Colorizing the Prokudin-Gorskii Photo Collection

Prokudin-Gorskii's early 1900s collection features almost 2,000 imaged scenes, each of which consists of 3 glass negatives (for each color channel). The hope was to be able to align these plates and observe images in RGB!

A cathedral

Emir of Bukhara

Glass negatives of scenes (BGR from top to bottom)

Main Idea

If we can crop these images into the three respective blue, green, and red channels (from top to bottom) and we can align these channels, then we should get a coherent RGB image.

Initial Approach

We can do some naive 3-way vertical splitting to get rough crops of our 3 color channels. This is as simple as splitting the height by 3 into 3 crops. If we define B to be our baseline, we can align B and R, as well as B and G and stack these results with our original B channel and get our RGB image. To align these cropped channels, we can perform a sweep of channel shifts (optimizing over a loss) and choose the shift that minimizes our loss. In this particular implementation, I sweep over a range of (-15, 15) in both cartesian directions and roll the pixel values such that any pixels affected by the offset are propagated to the other edge of the image. If you consider the sum of square distances, notice how we simply subtract the raw pixel values/brightnesses which, when optimized over, doesn't necessarily converge to an aligned image. Image pixels aren't simply a function of the object's brightness and must account for other features as well. As a solution, we can use a normalized cross-convolution loss which aims to measure the structural similarity of objects in an image.

Large Images: Refining Our Approach

A search space of 30 * 30 = 900 pixels is not feasible for large images on the order of 80+ mb. I optimized my code as much as possible through vectorization and cropping but this still proved too exhaustive. As a solution, we can employ an image pyramid which performs sweeps increasing in search space as we decrease the image resolution. If we perform an exhaustive enough search at a low resolution, we can take our displacement vector and scale it by our rescaling factor, getting us a displacement for the next finest resolution. We can do this for an arbitrary number of levels, but I primarily stick with 3 for small images (< 1mb) and 5 for large images (>>>> 1mb). Another clever trick I was recommended was to align the red channel with green, and then align green with blue, and account for that additional shift in the red offset. In doing so, we have a 3-way alignment scheme going on instead of both red and green aligning to blue.

Results

Onion Church - Red: (112, 48), Green: [48, 32]

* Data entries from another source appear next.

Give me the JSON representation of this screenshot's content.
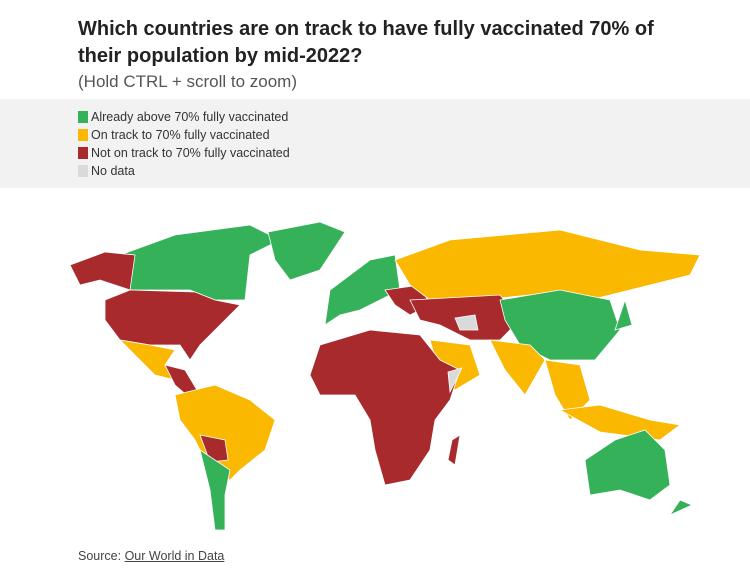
{
  "header": {
    "title": "Which countries are on track to have fully vaccinated 70% of their population by mid-2022?",
    "subtitle": "(Hold CTRL + scroll to zoom)"
  },
  "legend": [
    {
      "label": "Already above 70% fully vaccinated",
      "color": "#35b15a"
    },
    {
      "label": "On track to 70% fully vaccinated",
      "color": "#fbb800"
    },
    {
      "label": "Not on track to 70% fully vaccinated",
      "color": "#a92a2c"
    },
    {
      "label": "No data",
      "color": "#dadada"
    }
  ],
  "source": {
    "prefix": "Source:",
    "link": "Our World in Data"
  }
}
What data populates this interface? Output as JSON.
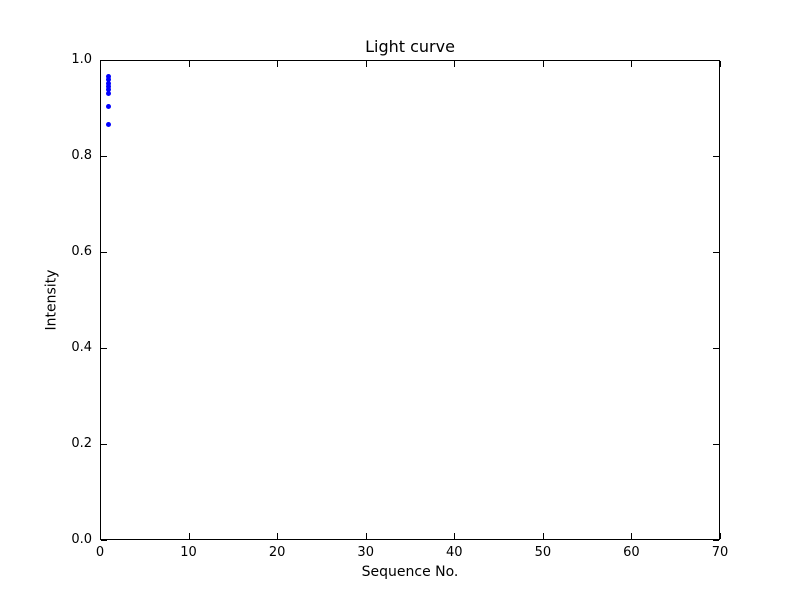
{
  "figure": {
    "background": "#ffffff",
    "frame_color": "#000000"
  },
  "chart_data": {
    "type": "scatter",
    "title": "Light curve",
    "xlabel": "Sequence No.",
    "ylabel": "Intensity",
    "xlim": [
      0,
      70
    ],
    "ylim": [
      0.0,
      1.0
    ],
    "xticks": [
      0,
      10,
      20,
      30,
      40,
      50,
      60,
      70
    ],
    "xtick_labels": [
      "0",
      "10",
      "20",
      "30",
      "40",
      "50",
      "60",
      "70"
    ],
    "yticks": [
      0.0,
      0.2,
      0.4,
      0.6,
      0.8,
      1.0
    ],
    "ytick_labels": [
      "0.0",
      "0.2",
      "0.4",
      "0.6",
      "0.8",
      "1.0"
    ],
    "grid": false,
    "legend": null,
    "marker": "dot",
    "marker_color": "#0000ff",
    "series": [
      {
        "name": "intensity",
        "points": [
          {
            "x": 1,
            "y": 0.966
          },
          {
            "x": 1,
            "y": 0.959
          },
          {
            "x": 1,
            "y": 0.952
          },
          {
            "x": 1,
            "y": 0.945
          },
          {
            "x": 1,
            "y": 0.938
          },
          {
            "x": 1,
            "y": 0.931
          },
          {
            "x": 1,
            "y": 0.904
          },
          {
            "x": 1,
            "y": 0.865
          }
        ]
      }
    ]
  }
}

Boat - Red: (144, 32), Green: [64, 16]

Icon - Red: (96, 16), Green: [48, 16]

Train - Red: (96, 32), Green: [48, 0]

Castle - Red: (144, 32), Green: [64, 16]

Melons - Red: (176, 16), Green: [80, 16]

Shed - Red: (80, 32), Green: [32, 16]

Three Generations - Red: (112, 16), Green: [48, 16]

Church - Red: (48, -16), Green: [16, 0]

Emir - Red: (96, 48), Green: [48, 32]

Lady - Red: (112, 16), Green: [48, 16]

Sculpture - Red: (144, -32), Green: [32, -16]

Monastery - Red: (-2, 0), Green: [-6, 0]

Cathedral - Red: (12, 4), Green: [4, 4]

Tobolsk - Red: (8, 4), Green: [4, 4]

Ranch - Red: (128, 64), Green: [64, 32]

Harvesters - Red: (128, 16), Green: [64, 16]

Self Portrait - Red: (176, 32), Green: [80, 32]

Bells and Whistles

I still noticed some artifacts after pyramid search and decided to use edge detection for better alignment. I employed 3 different filters: Canny, Gaussian, and Sobel. I found Canny to be the best, and you can find the results displayed below. If you look closely to the left-most person and the outline of their clothes, you can notice that the red outline has been removed!

Three generations (unfiltered) - Red: (112, 16), Green: [48, 16]

Three generations (filtered) - Red: (32, 16), Green: [64, 16]

Side by side of edge edge detection via filtering

Edge detection is far more robust to color channels, especially when such color channels aren't strong signals w.r.t each other. In comparing edges via filtering, we circumvent this issue.